Felascloak · 14/09/2016 18:13

lemon isn't that just a fetish though? I have heard male acquaintances say similar about shoes and tights. No one would argue being a foot fetishist was a orientation though!

buffy I think some people feel oppressed because they can't enact their dom/sub relationship in public. It's a strange definition of oppression.

OP posts:
lemonzest123 · 14/09/2016 18:19

felas I don't know really. I'm not arguing for it to be an orientation BTW, that seems odd. I'm just chipping in to counter those calling it abuse.

I suppose I feel like it is more than a fetish because it isnt centred around one object/dress/activity - its a wide ranging life style choice and means different things to different people and manifests in many ways...I guess maybe kink is a good word? Hard to say, I don't know enough about the definitions.

SomeDyke · 14/09/2016 18:34

"I'm just chipping in to counter those calling it abuse."
Isn't that the kicker though? You are free to criticize particular sexual practises because you feel they are problematic/abusive/stupid, or just downright weird (like being sexually aroused by sherbet lemons say, due to a youthful fixation on Dumbledore........), even if those indulging in them are two (or more) consenting adults. But if someone gets to label a practise (or a group of practises, like BDSM) as an orientation (hence what a person is in some sense), then that is now out of bounds!

The difference between, say, thinking anal sex isn't the best thing ever, and using the same argument as a closeted attack on gay men, or just thinking gay men are unnatural because of the association between gay men and anal sex. Except there the false link was being made to disadvantage gay men.

I think that is what is being attempted here, and also if successful means that the BDSM people in question could make it a 'lifestyle' and a more public thing on the grounds that rather than being a private sexual practise, it is a 'sexual orientation', hence magically protected (just like gay people)............

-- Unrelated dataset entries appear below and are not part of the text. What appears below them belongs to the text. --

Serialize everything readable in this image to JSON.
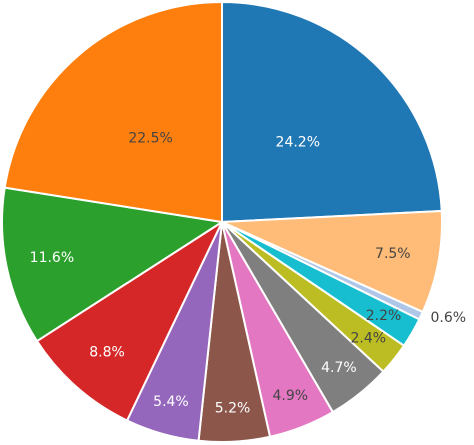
{
  "chart_data": {
    "type": "pie",
    "title": "",
    "legend": "none",
    "direction": "clockwise",
    "start": "12 o'clock",
    "slices": [
      {
        "label": "24.2%",
        "value": 24.2,
        "color": "#1f77b4",
        "text_color": "#ffffff",
        "text_placement": "inside"
      },
      {
        "label": "7.5%",
        "value": 7.5,
        "color": "#ffbb78",
        "text_color": "#444444",
        "text_placement": "inside"
      },
      {
        "label": "0.6%",
        "value": 0.6,
        "color": "#aec7e8",
        "text_color": "#444444",
        "text_placement": "outside"
      },
      {
        "label": "2.2%",
        "value": 2.2,
        "color": "#17becf",
        "text_color": "#444444",
        "text_placement": "inside"
      },
      {
        "label": "2.4%",
        "value": 2.4,
        "color": "#bcbd22",
        "text_color": "#444444",
        "text_placement": "inside"
      },
      {
        "label": "4.7%",
        "value": 4.7,
        "color": "#7f7f7f",
        "text_color": "#ffffff",
        "text_placement": "inside"
      },
      {
        "label": "4.9%",
        "value": 4.9,
        "color": "#e377c2",
        "text_color": "#444444",
        "text_placement": "inside"
      },
      {
        "label": "5.2%",
        "value": 5.2,
        "color": "#8c564b",
        "text_color": "#ffffff",
        "text_placement": "inside"
      },
      {
        "label": "5.4%",
        "value": 5.4,
        "color": "#9467bd",
        "text_color": "#ffffff",
        "text_placement": "inside"
      },
      {
        "label": "8.8%",
        "value": 8.8,
        "color": "#d62728",
        "text_color": "#ffffff",
        "text_placement": "inside"
      },
      {
        "label": "11.6%",
        "value": 11.6,
        "color": "#2ca02c",
        "text_color": "#ffffff",
        "text_placement": "inside"
      },
      {
        "label": "22.5%",
        "value": 22.5,
        "color": "#ff7f0e",
        "text_color": "#444444",
        "text_placement": "inside"
      }
    ]
  }
}
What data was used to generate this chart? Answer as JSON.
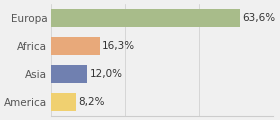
{
  "categories": [
    "Europa",
    "Africa",
    "Asia",
    "America"
  ],
  "values": [
    63.6,
    16.3,
    12.0,
    8.2
  ],
  "labels": [
    "63,6%",
    "16,3%",
    "12,0%",
    "8,2%"
  ],
  "bar_colors": [
    "#a8bc8a",
    "#e8a97a",
    "#7080b0",
    "#f0d070"
  ],
  "background_color": "#f0f0f0",
  "xlim": [
    0,
    75
  ],
  "label_fontsize": 7.5,
  "tick_fontsize": 7.5
}
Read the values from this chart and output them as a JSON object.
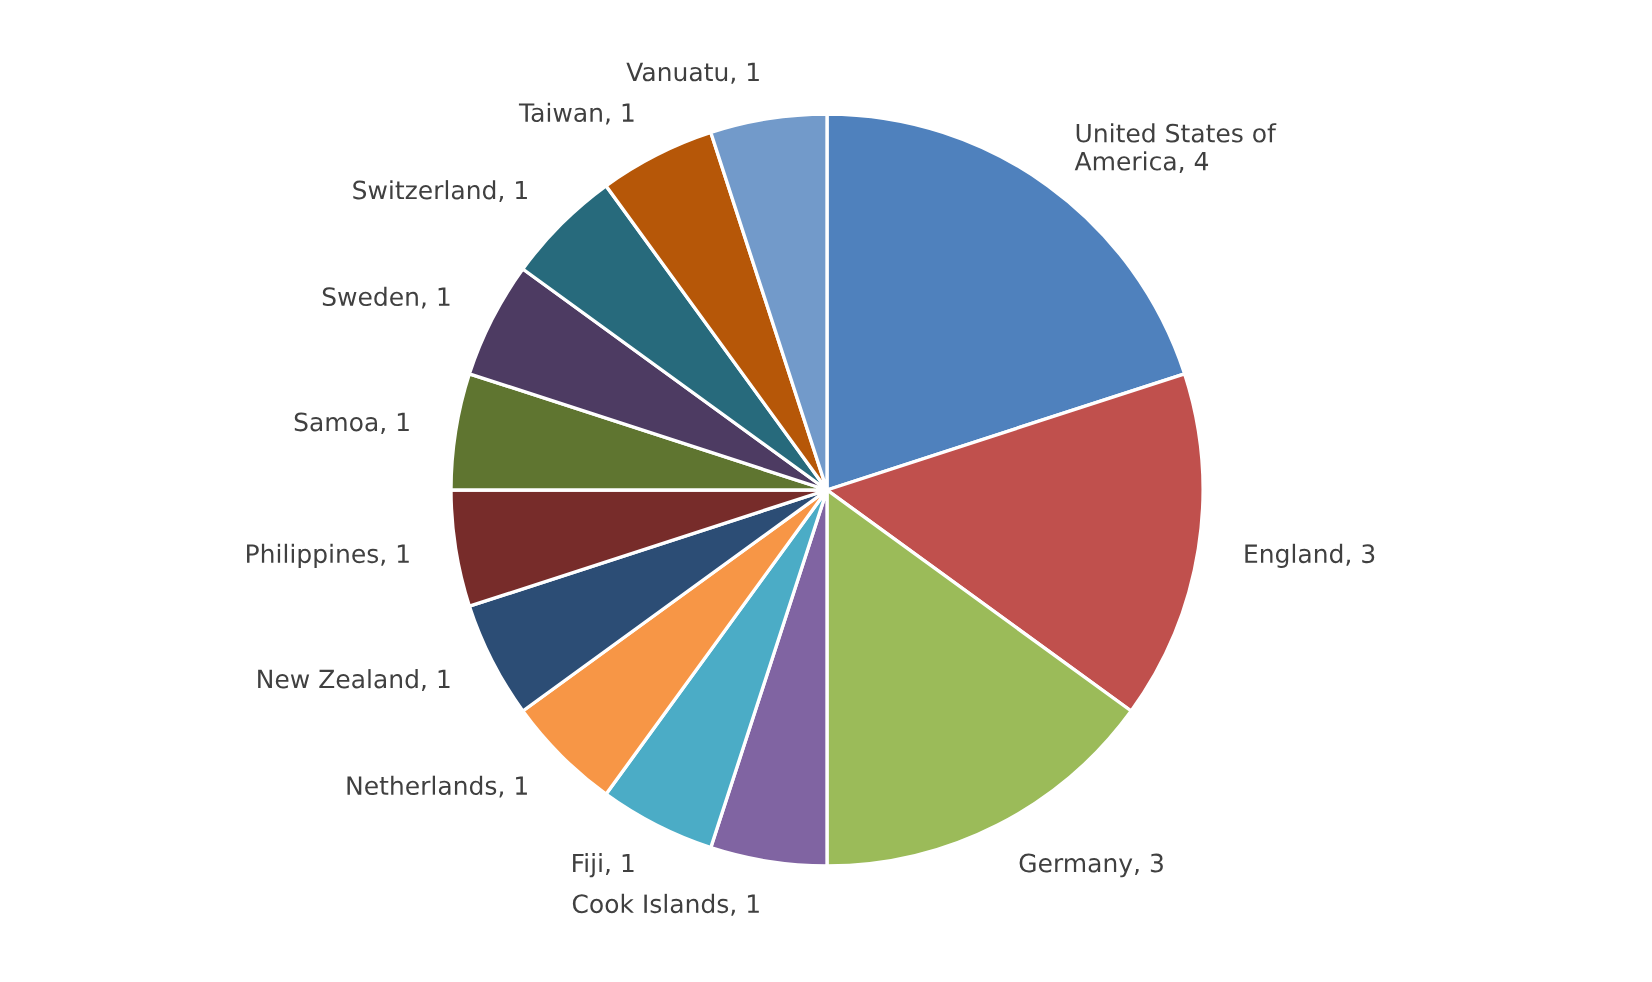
{
  "chart_data": {
    "type": "pie",
    "categories": [
      "United States of America, 4",
      "England, 3",
      "Germany, 3",
      "Cook Islands, 1",
      "Fiji, 1",
      "Netherlands, 1",
      "New Zealand, 1",
      "Philippines, 1",
      "Samoa, 1",
      "Sweden, 1",
      "Switzerland, 1",
      "Taiwan, 1",
      "Vanuatu, 1"
    ],
    "values": [
      4,
      3,
      3,
      1,
      1,
      1,
      1,
      1,
      1,
      1,
      1,
      1,
      1
    ],
    "colors": [
      "#4f81bd",
      "#c0504d",
      "#9bbb59",
      "#8064a2",
      "#4bacc6",
      "#f79646",
      "#2c4d75",
      "#772c2a",
      "#5f7530",
      "#4d3b62",
      "#276a7c",
      "#b65708",
      "#729aca"
    ],
    "legend": false
  }
}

Doesn't half piss me off though, the many groups trying to exploit successful campaigns for lesbian and gay rights. See, I'm of a generation when it was mostly L and even letting G in was problematic............

Prawnofthepatriarchy · 14/09/2016 18:38

Ah, Mephisto, now I understand. Thank you.

I asked Google if BDSM was a fetish. Seems some think it's a load of over-lapping fetishes.

I have mixed feelings. I don't doubt that some people have loving relationships in which BDSM features. But I've heard too much about the exploitation of young women by older men and women being injured/raped in supposed safe settings. Women with low self-esteem and histories of abuse get sucked into the culture, the link being the level of attention a dom will pay a sub.

Obviously people's sex lives are entirely their own affair unless others are harmed, but in BDSM harm's part of the point. Some people are quite zen about it, others more John Wayne Gacy.

I'm with Buffy. How are BDSM participants being oppressed? And if they are, should they pay us for doing so? Grin

lemonzest123 · 14/09/2016 18:52

Ah okay..so you think they want it to be acknowledged as an orientation to achieve a protected status, and that sort of piggybacks on the gay peoples struggles?

As I say, I personally dont think of it as a fetish, more a lifestyle, but all the BDSM elements of my life are centered around my bedroom, so therefore private! Cant imagine wanting to "come out" or do anything in public. A lot of people I know who are into the public scene are raving exhibitionists though so perhaps they feel differently. I find all the public stuff pretty cringey tbh. Personally find it far more special focusing on someone that loves you than a random who could be a total loon.

Also dont understand how BDSM is opressed....its bloody boomimg from where I sit! Incredibly acessable.

I will always argue against people who say its inherently wrong or abusive, however, as in the right context it can i believe it can be very, very positive and fulfilling.